Violin Plot: Urgent Care Visits: ** The violin plot compares the distribution of UC_visits between the real and adjusted fake datasets. ** Observation: The adjusted fake dataset has a narrower distribution of UC_visits, with most values falling in the 0-4 range. This is closer to the real dataset, which has most values clustered around 0-1. However, the fake dataset still overestimates urgent care visits.
Heatmap: Correlation Matrix: ** The heatmap shows the correlation between variables in both datasets. ** Observation: The adjusted fake dataset shows stronger correlations between variables compared to the original fake dataset, particularly between Total_members and Asthma_use. However, the correlations are still weaker than in the real dataset, indicating that the fake dataset does not fully capture the relationships between variables.
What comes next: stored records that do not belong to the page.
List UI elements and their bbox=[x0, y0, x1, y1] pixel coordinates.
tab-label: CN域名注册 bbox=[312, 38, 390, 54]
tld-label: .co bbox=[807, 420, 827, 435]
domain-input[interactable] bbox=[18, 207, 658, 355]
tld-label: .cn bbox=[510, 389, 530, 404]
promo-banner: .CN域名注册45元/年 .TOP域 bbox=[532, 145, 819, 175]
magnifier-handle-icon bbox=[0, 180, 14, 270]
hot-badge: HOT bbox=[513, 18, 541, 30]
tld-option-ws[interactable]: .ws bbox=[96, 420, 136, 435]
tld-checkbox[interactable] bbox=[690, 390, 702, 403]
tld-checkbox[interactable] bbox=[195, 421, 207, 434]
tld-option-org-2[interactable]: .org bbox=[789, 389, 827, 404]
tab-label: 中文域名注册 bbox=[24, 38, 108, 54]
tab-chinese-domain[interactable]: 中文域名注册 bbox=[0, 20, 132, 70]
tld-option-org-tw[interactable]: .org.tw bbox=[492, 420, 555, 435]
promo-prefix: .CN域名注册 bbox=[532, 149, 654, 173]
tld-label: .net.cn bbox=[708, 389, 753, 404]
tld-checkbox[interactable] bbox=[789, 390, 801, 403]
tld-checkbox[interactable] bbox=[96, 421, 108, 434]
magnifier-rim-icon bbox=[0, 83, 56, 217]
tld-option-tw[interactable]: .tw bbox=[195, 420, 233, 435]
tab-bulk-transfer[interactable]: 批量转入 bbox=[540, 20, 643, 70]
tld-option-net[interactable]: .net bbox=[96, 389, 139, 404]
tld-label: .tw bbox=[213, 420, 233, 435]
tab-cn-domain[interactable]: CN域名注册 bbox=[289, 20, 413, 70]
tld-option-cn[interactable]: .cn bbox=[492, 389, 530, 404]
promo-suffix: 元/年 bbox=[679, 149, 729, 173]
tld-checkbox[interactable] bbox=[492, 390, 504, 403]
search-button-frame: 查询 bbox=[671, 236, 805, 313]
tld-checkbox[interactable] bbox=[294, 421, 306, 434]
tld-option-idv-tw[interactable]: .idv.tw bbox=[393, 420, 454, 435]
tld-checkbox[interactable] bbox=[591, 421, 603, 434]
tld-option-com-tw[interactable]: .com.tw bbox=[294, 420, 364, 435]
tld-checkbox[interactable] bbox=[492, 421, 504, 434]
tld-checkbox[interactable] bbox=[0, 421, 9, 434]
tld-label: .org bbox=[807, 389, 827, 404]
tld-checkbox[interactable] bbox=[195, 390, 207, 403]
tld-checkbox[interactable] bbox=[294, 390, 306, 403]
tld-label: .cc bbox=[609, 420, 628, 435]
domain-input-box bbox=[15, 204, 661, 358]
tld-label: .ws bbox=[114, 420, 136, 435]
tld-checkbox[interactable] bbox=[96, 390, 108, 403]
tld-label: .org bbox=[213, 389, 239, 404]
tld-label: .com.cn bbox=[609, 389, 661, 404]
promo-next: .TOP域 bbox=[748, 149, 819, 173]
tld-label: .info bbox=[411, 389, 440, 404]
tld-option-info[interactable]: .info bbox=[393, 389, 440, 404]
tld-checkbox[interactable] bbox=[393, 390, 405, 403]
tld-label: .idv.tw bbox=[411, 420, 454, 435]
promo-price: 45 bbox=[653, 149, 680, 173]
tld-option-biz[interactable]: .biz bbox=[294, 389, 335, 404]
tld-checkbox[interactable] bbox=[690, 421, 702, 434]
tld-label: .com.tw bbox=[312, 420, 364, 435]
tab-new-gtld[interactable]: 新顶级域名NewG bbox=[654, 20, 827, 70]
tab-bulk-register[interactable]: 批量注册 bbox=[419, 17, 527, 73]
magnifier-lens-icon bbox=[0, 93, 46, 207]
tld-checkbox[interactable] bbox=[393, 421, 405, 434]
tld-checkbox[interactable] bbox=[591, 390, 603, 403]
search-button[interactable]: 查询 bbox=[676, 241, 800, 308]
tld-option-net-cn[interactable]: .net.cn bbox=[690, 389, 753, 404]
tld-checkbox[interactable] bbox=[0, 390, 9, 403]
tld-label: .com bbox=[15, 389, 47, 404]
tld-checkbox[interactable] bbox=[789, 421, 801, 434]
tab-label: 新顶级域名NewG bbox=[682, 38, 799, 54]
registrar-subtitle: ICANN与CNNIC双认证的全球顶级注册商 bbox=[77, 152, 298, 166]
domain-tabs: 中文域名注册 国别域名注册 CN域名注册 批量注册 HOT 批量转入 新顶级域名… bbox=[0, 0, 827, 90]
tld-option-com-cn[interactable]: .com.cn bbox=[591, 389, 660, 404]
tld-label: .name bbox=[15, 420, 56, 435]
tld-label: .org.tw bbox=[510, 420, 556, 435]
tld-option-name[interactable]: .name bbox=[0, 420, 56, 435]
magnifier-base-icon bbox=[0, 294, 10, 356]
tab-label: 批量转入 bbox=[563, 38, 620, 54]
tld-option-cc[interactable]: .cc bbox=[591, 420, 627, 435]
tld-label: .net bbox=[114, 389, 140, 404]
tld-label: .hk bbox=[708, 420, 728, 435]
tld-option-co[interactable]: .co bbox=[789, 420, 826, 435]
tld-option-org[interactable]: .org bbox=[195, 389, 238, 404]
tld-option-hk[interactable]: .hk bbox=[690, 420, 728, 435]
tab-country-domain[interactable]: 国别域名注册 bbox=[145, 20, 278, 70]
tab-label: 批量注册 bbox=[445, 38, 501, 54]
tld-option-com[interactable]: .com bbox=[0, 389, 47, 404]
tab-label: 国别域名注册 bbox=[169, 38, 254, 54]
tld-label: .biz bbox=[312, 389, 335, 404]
The adjustments made to the fake dataset in Part 2 have improved its alignment with the real dataset, particularly in terms of reducing the inflated values for key metrics like ED_visits, ED_hosp, and Asthma_use. However, the fake dataset still overestimates some metrics and does not fully capture the correlations between variables.
To further improve the accuracy of the fake dataset, the following measures could be applied: 1. Further Reduce Maximum Values: Adjust the maximum values for ED_visits, ED_hosp, and Asthma_use to better match the real dataset. 2 .Refine the Distribution: Ensure that the distribution of values in the fake dataset more closely matches the real dataset, particularly for Asthma_use and Total_members. 3.Improve Correlations: Adjust the fake dataset to better reflect the correlations between variables, especially between Total_members and Asthma_use.